Saturday, October 03, 2009

I'm Lucky I Went To School Then


I was sitting with a colleague today and the topic of the NY Times came up. I told her of my aversion to the paper, not because of anything written in it today, but because of the experience I had with the paper as a sixth grader.

I vividly remember daily sessions with that huge paper sitting on my desk. I never learned how to fold it properly and although I was reading on grade level, that level was not good enough and I had trouble comprehending what I was reading. I still remember trying to copy the answers to our weekly newspaper quizzes from the little red head boy I sat next to.

After relating this story, my colleague looked at me and said, "what happened to differentiated learning?" We both laughed at that since differentiated learning was not in any one's vocabulary when we went to school. And then I said, "am I lucky it wasn't."

Differentiated learning would have meant that instead of the Times, I would have been given a Weekly Reader. I would not have accomplished as much as I did that year and when I went into junior high, I would have been behind. If statistics mattered then, like they do now, I then would have been delegated to a class of poor readers and behavior problems. I would have kept this pattern going until I entered high school, ill prepared for college preparatory classes. I am sure I would have made it through but I wouldn't have learned much. No one would have cared because I was not hurting the graduation statistic. I might have even attended a two -year college that I was not prepared for. I would have flunked out. Today, instead of teaching, I might have been walking behind elephants in the circus, holding giant garbage cans to catch their waste products. I wouldn't even have the skills to write this blog.

Don't get me wrong, there were problems with education then but I believe there are bigger problems now. I just returned from dinner with a few teacher buddies of mine. One, an English teacher, was bemoaning the kids today and how ill prepared they are to grasp what they should be able to grasp as seniors in honor English classes. She said the kids today are just not that bright. I corrected her. They are just as bright or even brighter. The problem is not them, it is the type of education that has been rammed down their throats for years. They have been schooled but not educated. She thought about this and agreed.

No teacher can effectively differentiate in a class of 34 and who has the right to shortchange kids by differentiating the curriculums. Kids will be left behind. How many do we have to do this to until someone wakes up and changes the program?

6 comments:

Ricochet said...

The special ed teacher demanded to teach the current chapter. She is teaching the Juniors and Seniors on an elementary level and they are resenting it so much.

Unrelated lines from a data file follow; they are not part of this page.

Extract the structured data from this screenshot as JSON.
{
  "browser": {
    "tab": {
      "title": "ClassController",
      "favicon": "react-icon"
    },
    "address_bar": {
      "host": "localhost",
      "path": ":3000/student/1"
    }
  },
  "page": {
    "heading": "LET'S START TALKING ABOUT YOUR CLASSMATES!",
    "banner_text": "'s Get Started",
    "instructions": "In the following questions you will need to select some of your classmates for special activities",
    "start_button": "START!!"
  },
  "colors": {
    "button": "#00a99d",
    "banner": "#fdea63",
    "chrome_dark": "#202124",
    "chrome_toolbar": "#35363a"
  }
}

Yes, it is easier, yes they will score higher on her tests than on mine - but she isn't making them work or showing them that she thinks they can.

It is such a joke.

My 6th grade teacher made me read To Kill A Mockingbird (I was new to the south) - and then read it again when I missed the point of the book. I believe we work harder when people show us that they expect/know/believe we can do it - and then guide us to get there.

Pissedoffteacher said...

Your spec ed teacher doesn't sound like a team player. When I had the team teaching class, it was our class, we split kids and work 50 -50. I had the best person possible working with me and the kids were doing great. And then the admin, in its infinite wisdom, took me out and put in someone who sounds like the person you are working with.

mathmom said...

Unless a teacher teaches to the top of the class, kids will always be left behind in an undifferentiated class. But most people think it's fine to leave the top kids languishing with no real learning year after year.

Pissedoffteacher said...

In my school differentiated learning means handing kids a worksheet which has the better kids doing 20 problems and the weaker kids doing 10. These sheets are just phot copied from random workbooks. No real learning takes place.

I hate seeing the top kids not getting their proper education and it is happening every day. The kids in my calculus class come in with severe holes in their knowledge because their previous teachers were worksheet believers.

Anonymous said...

Differentiated learning would not have meant that you would've read the Weekly Reader. DL means that your teacher would have scaffolded the NY Times so that it could reach you.

DL is not worksheets and teachers who teach that way should be ashamed. I admit I struggle daily with DL, but I don't dumb down my work because I know it won't be of any service to my students.

I teach at a school where all my students are immigrants to the US. Some have been here only three years. We read the Times, interpret the Declaration of Independence, and in English class they read Chinua Achebe's "Things Fall Apart". DL, when done properly, allows access to material some kids would never have been able to read.

Pissedoffteacher said...

I'm glad it is being done correctly at your school. From what I have seen, that is not the way it is where I work and it is not the way my AP explained it to us. It sounds like something that could work under the correct situation, I've only seen it dummy stuff down.